Con la ayuda del Children’s Oncology Group, un consorcio multi-institucional de ensayos clínicos financiado por el Instituto Nacional del Cáncer, los investigadores analizaron la secuenciación completa del ARN de 10 niños con leucemia linfoblástica de células B, el subtipo más común de todas las leucemias.
Para cada paciente, el equipo reconstruyó la secuencia completa
del ARN extraído de la médula ósea en tres momentos: el momento del
diagnóstico, durante la remisión y, en caso de recidiva, algunos meses
o años más tarde.
En total, el proyecto requirió que los investigadores secuencia, o explicar, a 100.000 millones de letras del ARN. Al comparar el antes y
después de las secuencias, el equipo encontró que cada paciente había
adquirido entre uno y seis mutaciones que cambiaban el código genético
en el curso de la enfermedad.
En algunos casos, los investigadores fueron capaces de detectar
estas mutaciones en un subconjunto muy pequeño (0,01 por ciento) de
las muestras de tejido en el diagnóstico, lo que hace probable que
estas células se expandieran por sus propiedades resistentes a los
medicamentos.
20 MUTACIONES RELACIONADAS
En total, el equipo documentó 20 mutaciones relacionadas
específicamente con una recaída, que previamente habían estado
implicadas en todas las recurrencias.

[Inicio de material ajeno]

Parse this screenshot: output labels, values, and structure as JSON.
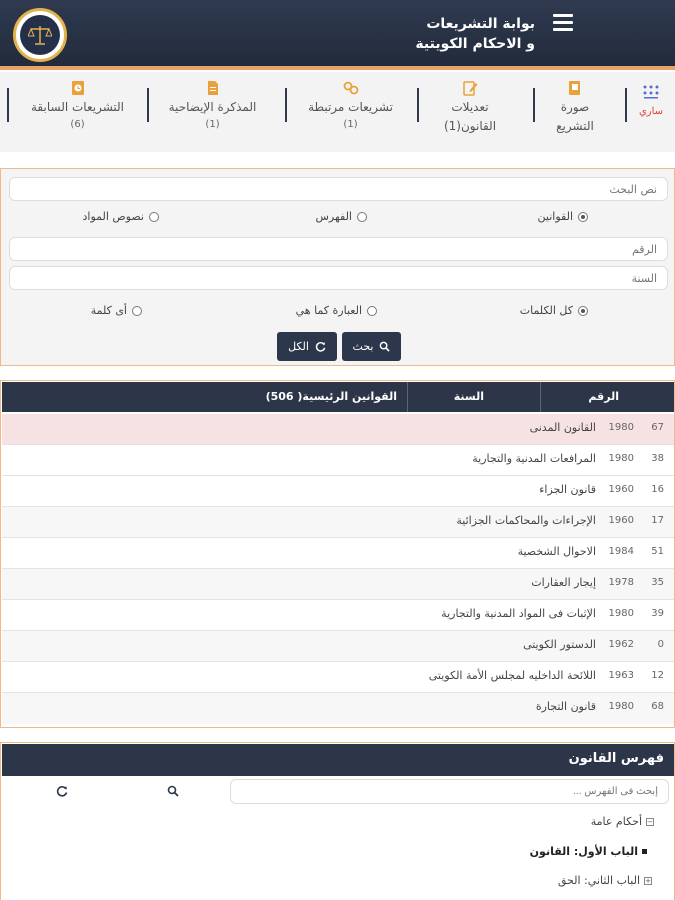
{
  "header": {
    "title_line1": "بوابة التشريعات",
    "title_line2": "و الاحكام الكويتية",
    "logo_icon": "scales-logo-icon",
    "menu_icon": "hamburger-menu-icon",
    "background": "#27303f",
    "accent": "#e9a26a"
  },
  "tabs": [
    {
      "label": "ساري",
      "sub": "",
      "icon": "hierarchy-icon",
      "active": true
    },
    {
      "label": "صورة",
      "sub": "التشريع",
      "icon": "image-doc-icon"
    },
    {
      "label": "تعديلات",
      "sub": "القانون(1)",
      "icon": "edit-doc-icon"
    },
    {
      "label": "تشريعات مرتبطة",
      "sub": "(1)",
      "icon": "link-icon"
    },
    {
      "label": "المذكرة الإيضاحية",
      "sub": "(1)",
      "icon": "memo-doc-icon"
    },
    {
      "label": "التشريعات السابقة",
      "sub": "(6)",
      "icon": "history-doc-icon"
    }
  ],
  "search": {
    "text_placeholder": "نص البحث",
    "number_placeholder": "الرقم",
    "year_placeholder": "السنة",
    "scope_options": [
      "القوانين",
      "الفهرس",
      "نصوص المواد"
    ],
    "scope_selected": "القوانين",
    "match_options": [
      "كل الكلمات",
      "العبارة كما هي",
      "أى كلمة"
    ],
    "match_selected": "كل الكلمات",
    "search_button": "بحث",
    "all_button": "الكل"
  },
  "laws_table": {
    "headers": {
      "number": "الرقم",
      "year": "السنة",
      "name": "القوانين الرئيسية( 506)"
    },
    "rows": [
      {
        "number": "67",
        "year": "1980",
        "name": "القانون المدنى"
      },
      {
        "number": "38",
        "year": "1980",
        "name": "المرافعات المدنية والتجارية"
      },
      {
        "number": "16",
        "year": "1960",
        "name": "قانون الجزاء"
      },
      {
        "number": "17",
        "year": "1960",
        "name": "الإجراءات والمحاكمات الجزائية"
      },
      {
        "number": "51",
        "year": "1984",
        "name": "الاحوال الشخصية"
      },
      {
        "number": "35",
        "year": "1978",
        "name": "إيجار العقارات"
      },
      {
        "number": "39",
        "year": "1980",
        "name": "الإثبات فى المواد المدنية والتجارية"
      },
      {
        "number": "0",
        "year": "1962",
        "name": "الدستور الكويتى"
      },
      {
        "number": "12",
        "year": "1963",
        "name": "اللائحة الداخليه لمجلس الأمة الكويتى"
      },
      {
        "number": "68",
        "year": "1980",
        "name": "قانون التجارة"
      }
    ],
    "highlight_color": "#f6e2e2"
  },
  "index": {
    "title": "فهرس القانون",
    "search_placeholder": "إبحث فى الفهرس ...",
    "tree": [
      {
        "label": "أحكام عامة",
        "marker": "⊟"
      },
      {
        "label": "الباب الأول: القانون",
        "marker": "■"
      },
      {
        "label": "الباب الثاني: الحق",
        "marker": "⊞"
      }
    ]
  }
}
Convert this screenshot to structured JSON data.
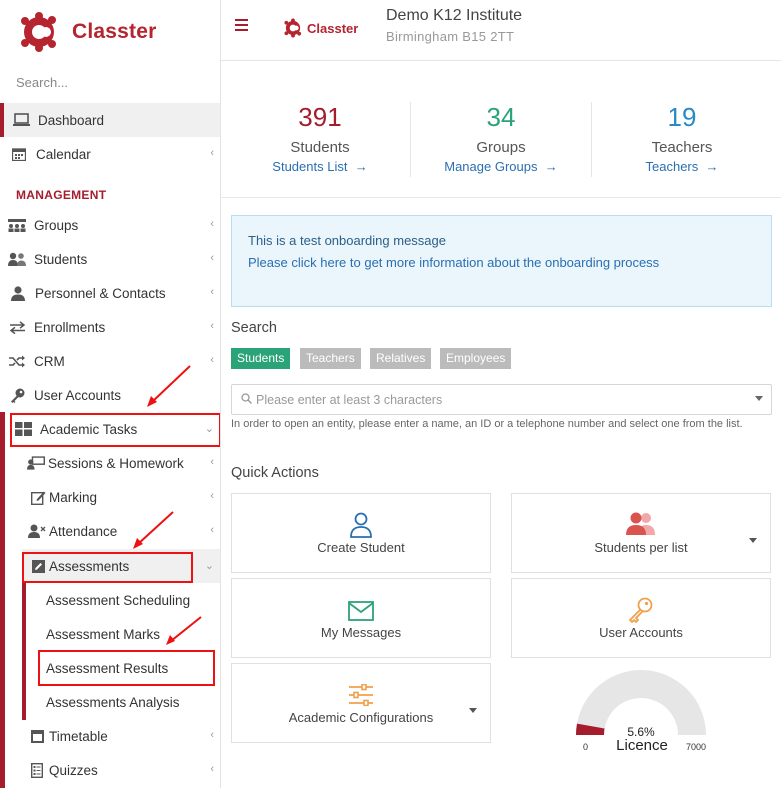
{
  "brand": {
    "name": "Classter",
    "color": "#b5242f"
  },
  "header": {
    "institute_name": "Demo K12 Institute",
    "institute_address": "Birmingham B15 2TT"
  },
  "sidebar": {
    "search_placeholder": "Search...",
    "section_label": "MANAGEMENT",
    "items": [
      {
        "label": "Dashboard",
        "icon": "laptop-icon"
      },
      {
        "label": "Calendar",
        "icon": "calendar-icon"
      },
      {
        "label": "Groups",
        "icon": "groups-icon"
      },
      {
        "label": "Students",
        "icon": "students-icon"
      },
      {
        "label": "Personnel & Contacts",
        "icon": "person-icon"
      },
      {
        "label": "Enrollments",
        "icon": "exchange-icon"
      },
      {
        "label": "CRM",
        "icon": "random-icon"
      },
      {
        "label": "User Accounts",
        "icon": "key-icon"
      },
      {
        "label": "Academic Tasks",
        "icon": "grid-icon"
      }
    ],
    "academic_tasks": [
      {
        "label": "Sessions & Homework",
        "icon": "teacher-icon"
      },
      {
        "label": "Marking",
        "icon": "edit-icon"
      },
      {
        "label": "Attendance",
        "icon": "attendance-icon"
      },
      {
        "label": "Assessments",
        "icon": "pencil-square-icon"
      }
    ],
    "assessments": [
      {
        "label": "Assessment Scheduling"
      },
      {
        "label": "Assessment Marks"
      },
      {
        "label": "Assessment Results"
      },
      {
        "label": "Assessments Analysis"
      }
    ],
    "more": [
      {
        "label": "Timetable",
        "icon": "calendar-icon"
      },
      {
        "label": "Quizzes",
        "icon": "quiz-icon"
      }
    ]
  },
  "stats": [
    {
      "number": "391",
      "label": "Students",
      "link": "Students List",
      "color": "#a51d2d"
    },
    {
      "number": "34",
      "label": "Groups",
      "link": "Manage Groups",
      "color": "#2aa378"
    },
    {
      "number": "19",
      "label": "Teachers",
      "link": "Teachers",
      "color": "#2a8ac8"
    }
  ],
  "onboarding": {
    "line1": "This is a test onboarding message",
    "line2": "Please click here to get more information about the onboarding process"
  },
  "search": {
    "title": "Search",
    "tabs": [
      "Students",
      "Teachers",
      "Relatives",
      "Employees"
    ],
    "selected_tab": "Students",
    "placeholder": "Please enter at least 3 characters",
    "help": "In order to open an entity, please enter a name, an ID or a telephone number and select one from the list."
  },
  "quick_actions": {
    "title": "Quick Actions",
    "items": [
      {
        "label": "Create Student",
        "icon": "user-add-icon",
        "color": "#2a6fb0"
      },
      {
        "label": "Students per list",
        "icon": "users-icon",
        "color": "#d9534f"
      },
      {
        "label": "My Messages",
        "icon": "envelope-icon",
        "color": "#2aa378"
      },
      {
        "label": "User Accounts",
        "icon": "key-icon",
        "color": "#f0a04b"
      },
      {
        "label": "Academic Configurations",
        "icon": "sliders-icon",
        "color": "#f0a04b"
      }
    ]
  },
  "licence": {
    "percent_label": "5.6%",
    "percent": 5.6,
    "label": "Licence",
    "min": "0",
    "max": "7000"
  }
}
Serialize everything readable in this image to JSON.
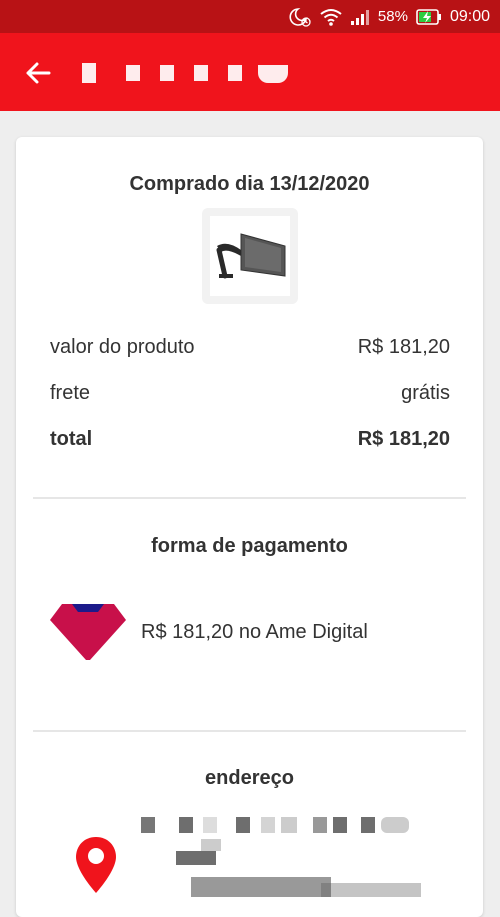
{
  "status_bar": {
    "battery": "58%",
    "time": "09:00",
    "icons": [
      "moon-alarm-icon",
      "wifi-icon",
      "signal-icon",
      "battery-charging-icon"
    ]
  },
  "app_bar": {
    "back_icon": "arrow-left-icon",
    "title": ""
  },
  "order": {
    "purchase_date": "Comprado dia 13/12/2020",
    "product_image": "monitor-arm-icon",
    "rows": [
      {
        "label": "valor do produto",
        "value": "R$ 181,20"
      },
      {
        "label": "frete",
        "value": "grátis"
      },
      {
        "label": "total",
        "value": "R$ 181,20"
      }
    ]
  },
  "payment": {
    "title": "forma de pagamento",
    "logo": "ame-digital-logo",
    "description": "R$ 181,20 no Ame Digital"
  },
  "address": {
    "title": "endereço",
    "icon": "location-pin-icon"
  },
  "colors": {
    "status_bar": "#b81215",
    "app_bar": "#f0141c",
    "background": "#eeeeee",
    "card": "#ffffff",
    "ame_logo": "#c8104a",
    "ame_logo_accent": "#1c1a8a",
    "pin": "#f0141c"
  }
}
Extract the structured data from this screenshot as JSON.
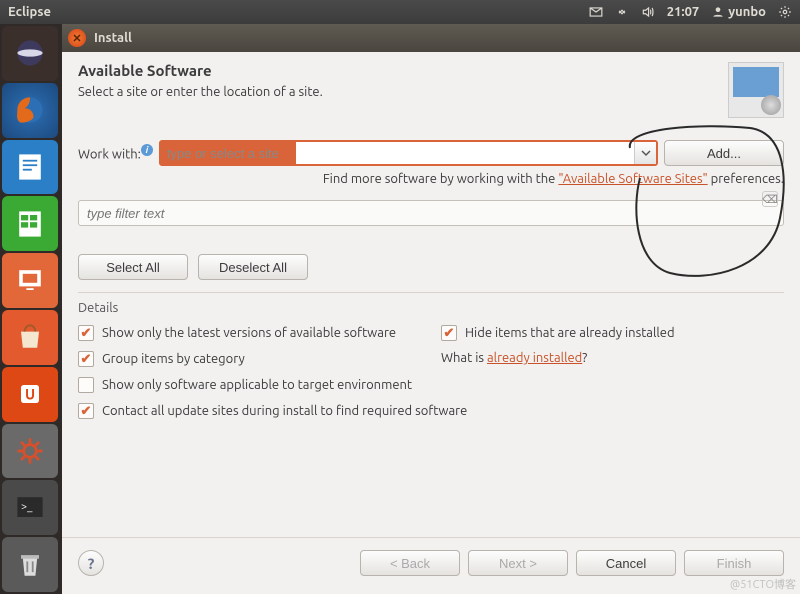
{
  "menubar": {
    "app_title": "Eclipse",
    "time": "21:07",
    "user": "yunbo"
  },
  "dialog": {
    "title": "Install",
    "heading": "Available Software",
    "subheading": "Select a site or enter the location of a site.",
    "work_with_label": "Work with:",
    "work_with_placeholder": "type or select a site",
    "add_button": "Add...",
    "hint_prefix": "Find more software by working with the ",
    "hint_link": "\"Available Software Sites\"",
    "hint_suffix": " preferences.",
    "filter_placeholder": "type filter text",
    "select_all": "Select All",
    "deselect_all": "Deselect All",
    "details_label": "Details",
    "options": {
      "show_latest": {
        "label": "Show only the latest versions of available software",
        "checked": true
      },
      "hide_installed": {
        "label": "Hide items that are already installed",
        "checked": true
      },
      "group_category": {
        "label": "Group items by category",
        "checked": true
      },
      "whatis_prefix": "What is ",
      "whatis_link": "already installed",
      "whatis_suffix": "?",
      "show_target_env": {
        "label": "Show only software applicable to target environment",
        "checked": false
      },
      "contact_sites": {
        "label": "Contact all update sites during install to find required software",
        "checked": true
      }
    },
    "footer": {
      "back": "< Back",
      "next": "Next >",
      "cancel": "Cancel",
      "finish": "Finish"
    }
  },
  "watermark": "@51CTO博客"
}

Curiosamente, dos pacientes
albergaban una mutación en el mismo gen, NT5C2, que codifica una
proteína que regula normalmente algunos bloques de construcción usados para construir ADN, pero también puede afectar a una clase importante de fármacos llamados análogos de purina utilizados en todos los tratamientos.
Cuando los investigadores secuenciaron el gen completamente NT5C2
en 61 casos pediátricos en los que todos los pacientes habían recidivado, encontraron cinco mutaciones más que alteran la región codificante del gen.
Otros experimentos realizados sugieren que estas mutaciones NT5C2
aumentan la actividad enzimática de la proteína, lo que hace que las
células cancerosas sean más resistentes a un tratamiento de quimioterapia diseñado para forzar la apoptosis o muerte celular.
Tras estos datos, Carroll admite que ahora los médicos pueden estar mejor equipados para identificar a pacientes con probabilidad de recaída. «Tenemos la intención de probar un posible cribado mediante técnicas de secuenciación para detectar mutaciones en los genes NT5C2 u otras que indiquen una alteración relevante». Asimismo, también trabajan en nuevas terapias que puedan inhibir tales modificaciones genéticas.